Dorothy retired from a local medical office years ago.  She had worked hard and decided it was time to move on to the next phase of her life.  Her son got sick shortly after and Dorothy became his care giver, which has pushed her financial situation to its limits.  She receives government assistance once per month, but this has not been enough to adequately provide for her family.  As a result, Dorothy relies on a local food pantry to get them through the month.  Without this pantry, she would be forced to come out of retirement and find employment. 

The food pantry Dorothy frequents has become her social network and support system.  She volunteers three days per week wherever needed and has become like family to the staff and volunteers.

Sharon

This photo comes to us via Denver Magazine's Faces of Hunger photography contest....

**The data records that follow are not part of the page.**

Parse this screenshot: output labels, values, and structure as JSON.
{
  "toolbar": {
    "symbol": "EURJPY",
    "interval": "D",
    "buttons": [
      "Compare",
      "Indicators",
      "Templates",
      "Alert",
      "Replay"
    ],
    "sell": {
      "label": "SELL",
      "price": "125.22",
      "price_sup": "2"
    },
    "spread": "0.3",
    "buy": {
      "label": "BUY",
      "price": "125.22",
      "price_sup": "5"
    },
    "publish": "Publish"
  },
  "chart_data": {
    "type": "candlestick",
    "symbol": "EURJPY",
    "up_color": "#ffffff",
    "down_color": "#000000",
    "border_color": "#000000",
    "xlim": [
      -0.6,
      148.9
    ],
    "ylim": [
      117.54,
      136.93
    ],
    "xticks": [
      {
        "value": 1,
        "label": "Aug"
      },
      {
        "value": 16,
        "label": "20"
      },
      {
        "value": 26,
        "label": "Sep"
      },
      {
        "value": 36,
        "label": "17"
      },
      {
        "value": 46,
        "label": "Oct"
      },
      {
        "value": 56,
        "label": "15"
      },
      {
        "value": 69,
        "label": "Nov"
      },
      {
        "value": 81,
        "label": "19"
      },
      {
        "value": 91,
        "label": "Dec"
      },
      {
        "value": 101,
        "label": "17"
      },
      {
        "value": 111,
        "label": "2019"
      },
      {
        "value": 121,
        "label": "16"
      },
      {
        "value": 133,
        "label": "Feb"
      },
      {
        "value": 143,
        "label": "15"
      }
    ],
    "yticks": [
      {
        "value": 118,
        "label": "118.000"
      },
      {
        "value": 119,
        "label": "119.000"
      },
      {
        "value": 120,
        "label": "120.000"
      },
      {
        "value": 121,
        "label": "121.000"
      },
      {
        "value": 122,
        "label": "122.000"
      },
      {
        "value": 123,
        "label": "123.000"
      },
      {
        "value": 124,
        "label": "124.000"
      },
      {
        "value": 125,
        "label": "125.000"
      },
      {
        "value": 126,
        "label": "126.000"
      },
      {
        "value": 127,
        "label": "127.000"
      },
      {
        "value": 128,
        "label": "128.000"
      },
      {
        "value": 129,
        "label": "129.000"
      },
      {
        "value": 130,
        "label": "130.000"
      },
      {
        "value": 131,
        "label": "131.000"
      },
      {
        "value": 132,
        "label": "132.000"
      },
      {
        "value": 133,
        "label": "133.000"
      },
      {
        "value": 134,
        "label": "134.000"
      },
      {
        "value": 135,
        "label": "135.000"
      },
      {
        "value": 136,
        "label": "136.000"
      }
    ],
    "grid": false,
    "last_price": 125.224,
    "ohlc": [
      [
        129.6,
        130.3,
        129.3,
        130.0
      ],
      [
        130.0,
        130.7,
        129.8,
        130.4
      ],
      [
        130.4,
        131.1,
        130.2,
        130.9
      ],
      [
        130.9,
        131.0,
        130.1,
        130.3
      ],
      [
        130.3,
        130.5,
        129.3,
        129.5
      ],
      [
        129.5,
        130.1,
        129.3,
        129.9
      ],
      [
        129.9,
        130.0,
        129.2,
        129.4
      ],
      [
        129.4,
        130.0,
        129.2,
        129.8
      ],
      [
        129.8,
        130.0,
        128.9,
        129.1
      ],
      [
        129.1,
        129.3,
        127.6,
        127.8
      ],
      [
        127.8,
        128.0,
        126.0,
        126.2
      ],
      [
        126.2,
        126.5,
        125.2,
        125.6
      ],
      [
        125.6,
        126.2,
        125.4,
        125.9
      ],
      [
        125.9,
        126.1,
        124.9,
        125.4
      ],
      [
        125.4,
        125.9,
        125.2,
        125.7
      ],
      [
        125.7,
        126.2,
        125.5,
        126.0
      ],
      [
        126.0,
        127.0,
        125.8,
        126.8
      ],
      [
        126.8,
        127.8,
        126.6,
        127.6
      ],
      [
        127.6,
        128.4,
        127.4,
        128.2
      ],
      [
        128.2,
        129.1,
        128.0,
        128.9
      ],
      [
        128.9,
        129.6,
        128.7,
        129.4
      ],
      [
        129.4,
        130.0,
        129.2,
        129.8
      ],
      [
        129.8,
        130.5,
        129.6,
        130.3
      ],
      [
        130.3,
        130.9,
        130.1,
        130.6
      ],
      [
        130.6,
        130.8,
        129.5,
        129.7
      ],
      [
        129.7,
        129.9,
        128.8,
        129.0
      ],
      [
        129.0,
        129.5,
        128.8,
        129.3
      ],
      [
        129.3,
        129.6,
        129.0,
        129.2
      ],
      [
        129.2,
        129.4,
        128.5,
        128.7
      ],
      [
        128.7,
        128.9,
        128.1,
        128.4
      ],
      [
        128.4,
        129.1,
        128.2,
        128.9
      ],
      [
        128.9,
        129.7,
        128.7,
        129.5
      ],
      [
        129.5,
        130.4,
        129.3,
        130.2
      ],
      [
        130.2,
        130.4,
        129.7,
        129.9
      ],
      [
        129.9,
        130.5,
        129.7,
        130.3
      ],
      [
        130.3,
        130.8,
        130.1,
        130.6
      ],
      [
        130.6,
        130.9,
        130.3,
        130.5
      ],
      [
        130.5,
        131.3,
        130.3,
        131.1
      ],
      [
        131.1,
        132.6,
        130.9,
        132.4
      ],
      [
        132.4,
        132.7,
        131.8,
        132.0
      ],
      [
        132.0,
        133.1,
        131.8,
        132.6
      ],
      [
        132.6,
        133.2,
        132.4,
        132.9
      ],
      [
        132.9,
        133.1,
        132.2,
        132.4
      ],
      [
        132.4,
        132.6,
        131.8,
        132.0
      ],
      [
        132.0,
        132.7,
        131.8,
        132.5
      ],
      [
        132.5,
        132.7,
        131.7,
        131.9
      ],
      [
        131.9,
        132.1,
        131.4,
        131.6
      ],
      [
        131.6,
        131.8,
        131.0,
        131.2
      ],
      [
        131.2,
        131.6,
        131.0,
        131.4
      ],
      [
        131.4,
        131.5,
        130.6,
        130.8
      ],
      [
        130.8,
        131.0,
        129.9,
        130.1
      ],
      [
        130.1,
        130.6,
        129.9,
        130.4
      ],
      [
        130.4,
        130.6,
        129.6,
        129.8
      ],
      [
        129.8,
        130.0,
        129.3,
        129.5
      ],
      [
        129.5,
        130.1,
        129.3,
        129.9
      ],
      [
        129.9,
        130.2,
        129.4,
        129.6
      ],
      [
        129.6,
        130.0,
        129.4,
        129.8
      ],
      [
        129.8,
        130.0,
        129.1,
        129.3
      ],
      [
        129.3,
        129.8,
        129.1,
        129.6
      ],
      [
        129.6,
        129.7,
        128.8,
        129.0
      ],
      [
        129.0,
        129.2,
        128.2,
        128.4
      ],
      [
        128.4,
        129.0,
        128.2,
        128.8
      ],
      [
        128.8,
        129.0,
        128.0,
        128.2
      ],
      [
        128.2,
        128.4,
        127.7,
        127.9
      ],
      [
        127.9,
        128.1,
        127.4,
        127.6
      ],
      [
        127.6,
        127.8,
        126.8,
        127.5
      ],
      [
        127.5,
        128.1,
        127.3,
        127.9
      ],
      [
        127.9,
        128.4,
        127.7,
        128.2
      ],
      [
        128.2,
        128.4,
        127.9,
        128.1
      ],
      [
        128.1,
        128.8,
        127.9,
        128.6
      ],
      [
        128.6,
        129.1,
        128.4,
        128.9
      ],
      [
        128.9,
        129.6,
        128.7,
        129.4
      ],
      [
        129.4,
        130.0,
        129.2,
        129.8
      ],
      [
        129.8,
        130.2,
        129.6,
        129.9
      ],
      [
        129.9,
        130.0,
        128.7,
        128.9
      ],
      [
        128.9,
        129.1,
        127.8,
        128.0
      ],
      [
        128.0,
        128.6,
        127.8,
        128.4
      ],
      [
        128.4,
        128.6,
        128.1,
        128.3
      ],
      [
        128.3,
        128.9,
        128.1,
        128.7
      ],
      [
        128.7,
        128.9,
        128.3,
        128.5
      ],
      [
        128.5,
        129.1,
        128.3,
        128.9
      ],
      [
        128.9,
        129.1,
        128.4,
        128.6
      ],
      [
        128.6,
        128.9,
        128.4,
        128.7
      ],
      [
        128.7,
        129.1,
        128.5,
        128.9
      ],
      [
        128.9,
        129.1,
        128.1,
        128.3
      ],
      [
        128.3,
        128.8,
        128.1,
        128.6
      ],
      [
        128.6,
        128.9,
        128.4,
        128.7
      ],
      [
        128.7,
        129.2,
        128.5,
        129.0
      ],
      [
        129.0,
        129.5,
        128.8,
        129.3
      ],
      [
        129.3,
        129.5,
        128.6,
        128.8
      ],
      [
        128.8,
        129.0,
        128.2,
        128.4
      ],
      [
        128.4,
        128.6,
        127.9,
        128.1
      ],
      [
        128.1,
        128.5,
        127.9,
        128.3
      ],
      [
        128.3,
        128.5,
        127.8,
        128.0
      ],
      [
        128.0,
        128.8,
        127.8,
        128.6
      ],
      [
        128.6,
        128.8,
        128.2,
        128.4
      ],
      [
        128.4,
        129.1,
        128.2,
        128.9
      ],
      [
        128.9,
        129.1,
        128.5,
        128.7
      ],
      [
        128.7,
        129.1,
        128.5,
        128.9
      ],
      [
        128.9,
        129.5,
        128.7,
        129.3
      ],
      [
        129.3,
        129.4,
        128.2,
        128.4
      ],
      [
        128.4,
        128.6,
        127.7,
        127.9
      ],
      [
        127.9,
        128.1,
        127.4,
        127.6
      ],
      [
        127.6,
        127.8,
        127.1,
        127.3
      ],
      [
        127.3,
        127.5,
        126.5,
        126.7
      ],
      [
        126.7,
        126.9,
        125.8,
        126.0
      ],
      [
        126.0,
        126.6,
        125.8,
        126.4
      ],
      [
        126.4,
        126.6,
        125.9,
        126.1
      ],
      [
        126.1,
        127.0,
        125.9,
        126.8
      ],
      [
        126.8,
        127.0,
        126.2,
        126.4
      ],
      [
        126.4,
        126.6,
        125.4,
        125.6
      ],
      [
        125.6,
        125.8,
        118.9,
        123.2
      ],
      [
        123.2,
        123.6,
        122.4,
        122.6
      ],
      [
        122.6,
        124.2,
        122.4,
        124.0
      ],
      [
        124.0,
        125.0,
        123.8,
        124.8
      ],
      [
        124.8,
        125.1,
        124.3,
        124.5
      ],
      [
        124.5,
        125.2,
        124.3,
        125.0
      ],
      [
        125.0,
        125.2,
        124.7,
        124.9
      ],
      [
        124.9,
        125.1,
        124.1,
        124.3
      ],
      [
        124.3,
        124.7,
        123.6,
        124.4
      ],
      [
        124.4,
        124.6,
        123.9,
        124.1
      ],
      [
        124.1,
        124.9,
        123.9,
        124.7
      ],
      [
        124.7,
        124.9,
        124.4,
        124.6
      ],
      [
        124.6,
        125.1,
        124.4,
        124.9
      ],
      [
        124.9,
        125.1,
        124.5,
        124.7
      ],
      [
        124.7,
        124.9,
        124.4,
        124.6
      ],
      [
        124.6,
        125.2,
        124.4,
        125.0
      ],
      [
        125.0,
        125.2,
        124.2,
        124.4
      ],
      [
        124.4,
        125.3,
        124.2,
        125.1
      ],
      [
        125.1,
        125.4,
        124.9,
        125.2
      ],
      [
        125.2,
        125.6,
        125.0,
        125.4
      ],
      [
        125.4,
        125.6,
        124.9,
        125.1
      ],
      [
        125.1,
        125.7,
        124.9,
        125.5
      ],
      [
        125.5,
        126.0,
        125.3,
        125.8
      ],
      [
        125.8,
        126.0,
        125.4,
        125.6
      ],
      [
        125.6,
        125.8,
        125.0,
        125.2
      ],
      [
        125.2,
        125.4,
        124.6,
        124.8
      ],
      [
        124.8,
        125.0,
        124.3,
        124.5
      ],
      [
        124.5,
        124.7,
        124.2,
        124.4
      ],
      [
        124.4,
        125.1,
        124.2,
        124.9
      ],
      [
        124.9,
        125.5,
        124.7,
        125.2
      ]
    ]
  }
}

Sharon stops by a local food pantry for her weekly box of food. She is incredibly thankful for the help provided by this pantry.  It's so difficult to provide enough food for herself, due to the current economic situation.

Photographer: Holly Laing

The Heart of our Volunteers

National Volunteer week is winding down.  We celebrated our volunteers all week and want to whole heartedly thank all of you who donate time toward fighting hunger and feeding hope.  This place wouldn't and couldn't operate without you. 
While we're on the topic of volunteerism.....have you met Olive?  If you've volunteered at FBR, she was most likely the shining face welcoming you, answering your every question, retreiving bandaids, rubber gloves, offering a cold beverage and ensuring that all our volunteers were being taken care of during their time with us.  Olive has been with this organization since we opened our doors 32 years ago.  Take a minute to watch the video below for her story and you'll get a glimpse of the passion she has for volunteerism and all those who donate their time with Food Bank of the Rockies.  Volunteers are at the heart of our organization and at the heart of our volunteers is Olive.   

Rita

Rita's fiance passed away last June.  And she lost her job shortly after.  She and her four children have been trying to make ends meet ever since.  Rita lost her car and she couldn't keep up with utilities, rent, gas...you get the drill.  She's been on hold for receiving food stamps for months, so she comes to a local pantry for food and clothing for the kids.  And for a sense of family.  They try to make it without asking for help, but that's been pretty tough lately.  But she smiles and laughs.  And she makes it work for the sake of her family. 

Little Andrea

This photo comes to us via Denver Magazine's Faces of Hunger photography contest....

Little Andrea Espinoza waits in the food box line at the Community Ministry of Denver with her mother, Cecilia.  Where would little Andrea be without resources like this food pantry?  We don't even want to guess. 

Photographer: Holly Laing

The food bank received this letter yesterday:

"Dear Food Bank of the Rockies,

My name is Nathan.  I earned this money by playing guitar at Pearl Street Mall.  I received $37.48 by playing.  I'm also inclucing 13 more dollars from my charity allowance.

Sincerely,

Nathan"

Photo by RJ Sangosti, The Denver Post, 3/1/2011

Nathan sent us a clipping of this photo from the Denver Post. He's laughing because a passer-by asked for his autograph.

The FBR team also thinks you're quite a Super Star!

Thank you Nathan for caring about others.  You inspire us and we are very grateful for your wonderful gift.